A study published in the British Medical Journal in 2005 found that the proportion of British men who reported paying for heterosexual sex had increased from 5.6 per cent in 1990 to 9 per cent in 2000. An article in The Times begins to suggest an answer: while in the west free sex is more easily obtained than ever, western women demand something in return. The prostitute, on the other hand, offers an obligation free transaction. Basically, a man has an itch that has to be relieved and if he is in danger of acquiring an obligation - or even just a vague feeling of guilt that he might be skipping some unspecified obligation - he might as well pay for it.

But wait a minute! An itch can be relieved by masturbation (no guilt, not even any money). So what's with the need to pay women for the service?

Sweden
Sweden became the first country in the world to make the purchase of sexual services a criminal offence on 1 January 1999. This was one element in a comprehensive Violence Against Women Bill (Swedish Government Offices, 1998) in which prostitution was defined as a form of male violence against women. Sweden is thus one of the few signatories to fulfil Article 9.5 of the UN Optional Protocol to Prevent, Suppress and Punish Trafficking in Persons, especially Women and Children (2001) supplementing the UN Convention Against Transnational Organized Crime. This article states that signatories must put into place measures to discourage demand.

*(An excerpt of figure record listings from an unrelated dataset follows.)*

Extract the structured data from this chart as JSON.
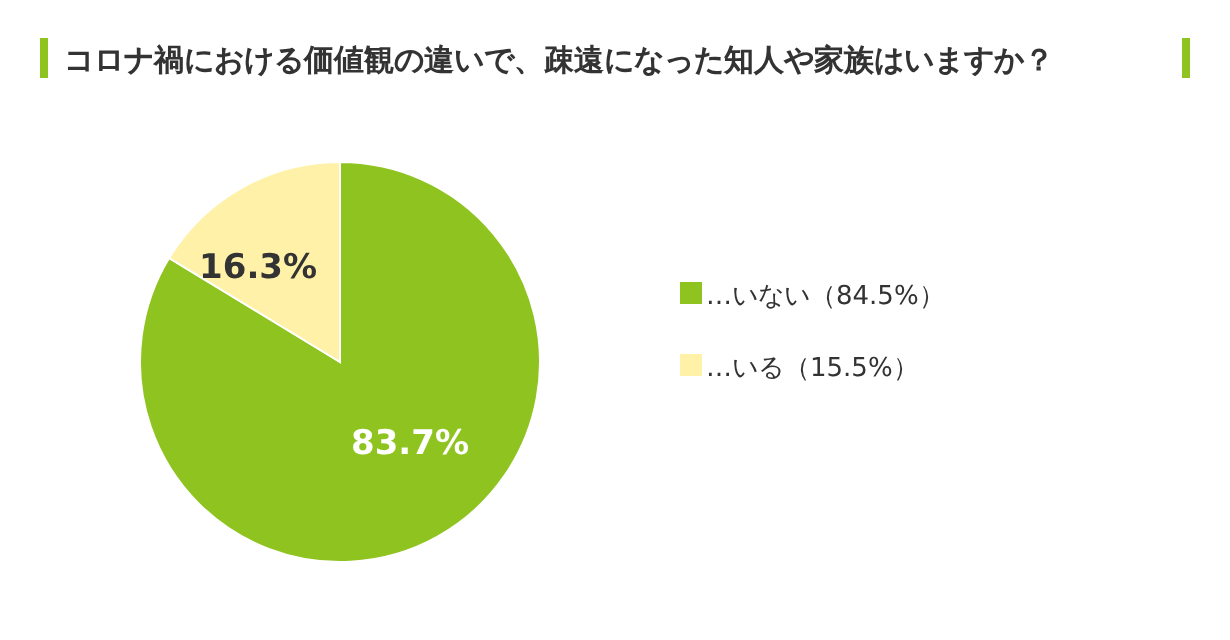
{
  "chart_data": {
    "type": "pie",
    "title": "コロナ禍における価値観の違いで、疎遠になった知人や家族はいますか？",
    "categories": [
      "…いない（84.5%）",
      "…いる（15.5%）"
    ],
    "values": [
      83.7,
      16.3
    ],
    "value_labels": [
      "83.7%",
      "16.3%"
    ],
    "colors": [
      "#8fc31f",
      "#fff1a8"
    ],
    "legend": "right"
  }
}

In Sweden prostitution... is officially acknowledged as a form of exploitation of women and children... which is harmful not only to the individual prostituted person but also to society at large… This objective is central to Sweden’s goal of achieving equality between women and men at the national level as well as the international. However, gender equality will remain unattainable so long as men buy, sell and exploit women and children by prostituting them... Prostituted persons are considered as the weaker party, exploited by both the procurers and the buyers. It is important to motivate persons in prostitution to attempt to exit without risk of punishment. By adopting the legislation Sweden has given notice to the world that it regards prostitution as a serious form of oppression of women and children and that efforts must be made to combat it. (Ministry of Industry, Employment and Communications, 2003, p. 1)

When I originally read the Bindel and Kelly paper, I wondered why they used the term 'prostituted women' instead of 'sex workers'. The meaning of the language is pretty clear. It denies the 'agency' of the women. Well, no actually. The Swedish law says that prostitution is an expression of the unequal power between men and women. Any 'agency' that the women have is confined to a realm defined by the power relation in which they find themselves. The Swedish government, alone in the world, has decided that this relation must be equalized. It has therefore completely decriminalized the provision of sexual services and criminalized the purchase of them. The Swedish approach locates the cause of prostitution in the arena of demand – whatever women’s social circumstances they would not and could not sell sex if there were no one willing to pay for it. The underlying reason for the existence of prostitution is the continued inequality between women and men, and men’s sense of (obligation-free) entitlement to sex. Prostitution is regarded as a form of sexual violence. In terms of the wider social effects prostitution contributes to the inferior status of all women and girls - and this links back very neatly to the fear induced in all young women by the murders in Suffolk.

I like the Swedish argument. While legalization of prostitution has brought about (or resulted from) a significant change in social attitudes, in the sense that prostitutes are no longer blamed for their condition, we need to go a step further. The reason prostitutes remain at the bottom of the social ladder is that men can simply commodify something that would otherwise have to be negotiated as part of a human-to-human relationship (however fleeting). Legality reinforces the commodification and presents the delusion of an equal exchange.